Wait... did you say JSON? Yes; any valid JSON is also valid YAML, so YAML Paths also work perfectly well against JSON data.
At its inception, the YAML Path project was created for two primary reasons:
- Standardize the most intuitive way to describe nodes -- the complex keys and values -- in YAML and JSON data, and
- Make trivial a means of accessing and editing YAML and JSON data, notably from the command-line.
For the first objective, guidance was taken from sources like Puppet's Hiera engine and the W3C XPath standard. For the second, considerable expertise in command-line and file parsing was applied toward implementing this YAML Path standard via as simple an API as possible. This project also supplies reference command-line implementations of the API, enabling YAML Path consumers to try it out right away.

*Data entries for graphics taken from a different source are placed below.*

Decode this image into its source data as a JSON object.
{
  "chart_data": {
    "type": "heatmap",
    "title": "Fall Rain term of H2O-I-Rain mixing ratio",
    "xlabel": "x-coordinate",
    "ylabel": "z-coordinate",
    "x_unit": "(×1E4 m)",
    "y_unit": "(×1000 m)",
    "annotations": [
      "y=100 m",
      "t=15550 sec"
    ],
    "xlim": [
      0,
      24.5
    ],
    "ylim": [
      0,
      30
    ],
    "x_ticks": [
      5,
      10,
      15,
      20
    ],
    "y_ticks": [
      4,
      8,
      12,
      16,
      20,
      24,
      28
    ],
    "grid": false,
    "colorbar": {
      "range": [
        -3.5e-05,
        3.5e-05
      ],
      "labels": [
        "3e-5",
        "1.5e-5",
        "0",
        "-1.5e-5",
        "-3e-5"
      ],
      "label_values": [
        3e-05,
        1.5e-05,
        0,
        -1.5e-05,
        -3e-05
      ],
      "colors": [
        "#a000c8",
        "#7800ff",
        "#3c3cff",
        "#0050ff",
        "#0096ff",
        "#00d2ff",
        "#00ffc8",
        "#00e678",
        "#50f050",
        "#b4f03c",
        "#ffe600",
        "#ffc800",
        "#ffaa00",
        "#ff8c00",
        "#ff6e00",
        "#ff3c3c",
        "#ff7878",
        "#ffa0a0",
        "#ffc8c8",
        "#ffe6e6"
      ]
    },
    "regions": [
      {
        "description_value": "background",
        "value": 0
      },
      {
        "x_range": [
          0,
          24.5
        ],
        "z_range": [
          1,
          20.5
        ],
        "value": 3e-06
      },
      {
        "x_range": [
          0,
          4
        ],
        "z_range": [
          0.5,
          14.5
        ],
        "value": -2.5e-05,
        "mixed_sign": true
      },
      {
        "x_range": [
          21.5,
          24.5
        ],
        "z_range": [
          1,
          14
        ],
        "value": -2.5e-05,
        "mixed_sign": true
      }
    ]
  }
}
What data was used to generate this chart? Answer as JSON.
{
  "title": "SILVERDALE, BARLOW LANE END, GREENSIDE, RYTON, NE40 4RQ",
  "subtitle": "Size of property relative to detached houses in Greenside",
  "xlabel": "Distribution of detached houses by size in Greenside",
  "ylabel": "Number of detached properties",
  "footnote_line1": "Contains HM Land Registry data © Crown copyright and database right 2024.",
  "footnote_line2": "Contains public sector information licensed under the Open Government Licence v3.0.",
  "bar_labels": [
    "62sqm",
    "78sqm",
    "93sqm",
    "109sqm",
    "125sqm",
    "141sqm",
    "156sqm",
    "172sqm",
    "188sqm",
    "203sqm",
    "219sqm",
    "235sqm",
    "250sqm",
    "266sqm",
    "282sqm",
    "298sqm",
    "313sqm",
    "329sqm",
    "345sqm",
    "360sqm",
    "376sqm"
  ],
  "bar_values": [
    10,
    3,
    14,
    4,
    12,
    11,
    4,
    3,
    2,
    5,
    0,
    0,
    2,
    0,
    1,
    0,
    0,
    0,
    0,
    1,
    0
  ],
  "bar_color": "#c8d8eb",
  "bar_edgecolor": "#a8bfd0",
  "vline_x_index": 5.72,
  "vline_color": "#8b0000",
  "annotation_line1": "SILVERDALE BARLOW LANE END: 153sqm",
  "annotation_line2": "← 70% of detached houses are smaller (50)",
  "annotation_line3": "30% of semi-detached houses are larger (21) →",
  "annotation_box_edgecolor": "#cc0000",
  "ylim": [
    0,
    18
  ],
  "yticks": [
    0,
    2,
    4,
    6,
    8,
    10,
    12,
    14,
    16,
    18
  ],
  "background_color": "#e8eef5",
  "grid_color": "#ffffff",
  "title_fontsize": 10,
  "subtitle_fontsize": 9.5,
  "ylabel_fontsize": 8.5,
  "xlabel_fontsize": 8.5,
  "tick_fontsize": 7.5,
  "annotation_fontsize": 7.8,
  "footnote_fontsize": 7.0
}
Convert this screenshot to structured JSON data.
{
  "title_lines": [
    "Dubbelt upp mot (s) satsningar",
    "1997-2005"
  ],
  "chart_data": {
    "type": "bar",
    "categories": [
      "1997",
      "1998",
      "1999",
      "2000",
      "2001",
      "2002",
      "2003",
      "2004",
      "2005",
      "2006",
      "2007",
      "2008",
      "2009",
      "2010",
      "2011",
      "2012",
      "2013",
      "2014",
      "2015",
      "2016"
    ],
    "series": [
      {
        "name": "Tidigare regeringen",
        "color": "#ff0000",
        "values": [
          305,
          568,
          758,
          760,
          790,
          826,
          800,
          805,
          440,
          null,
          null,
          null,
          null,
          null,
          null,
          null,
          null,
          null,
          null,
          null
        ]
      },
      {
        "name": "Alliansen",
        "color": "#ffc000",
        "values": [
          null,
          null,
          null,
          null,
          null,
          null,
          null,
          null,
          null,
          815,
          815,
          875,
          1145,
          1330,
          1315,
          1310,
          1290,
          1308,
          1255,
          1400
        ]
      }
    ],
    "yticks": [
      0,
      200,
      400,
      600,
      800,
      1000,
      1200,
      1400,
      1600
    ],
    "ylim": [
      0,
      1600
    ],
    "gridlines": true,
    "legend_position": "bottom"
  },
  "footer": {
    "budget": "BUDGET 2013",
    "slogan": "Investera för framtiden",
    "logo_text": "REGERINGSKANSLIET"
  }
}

In other words, this project strives to allow users and other developers to parse and edit YAML, EYAML, JSON, and compatible data streams and files with as little effort as possible. Sure, many people can write their own program to read such data but it takes a lot of code and intimate knowledge of the data to reliably zero-in on any particular piece of data; more so to affect changes to the data without corrupting it or crashing in the process. This project abstracts away all of the boilerplate, the error-handling, and the guesswork of writing your own code to perform the same tasks while promoting an intuitive means of addressing the desired data elements.
This project also adds advanced query capabilities not otherwise available from stock data parsers.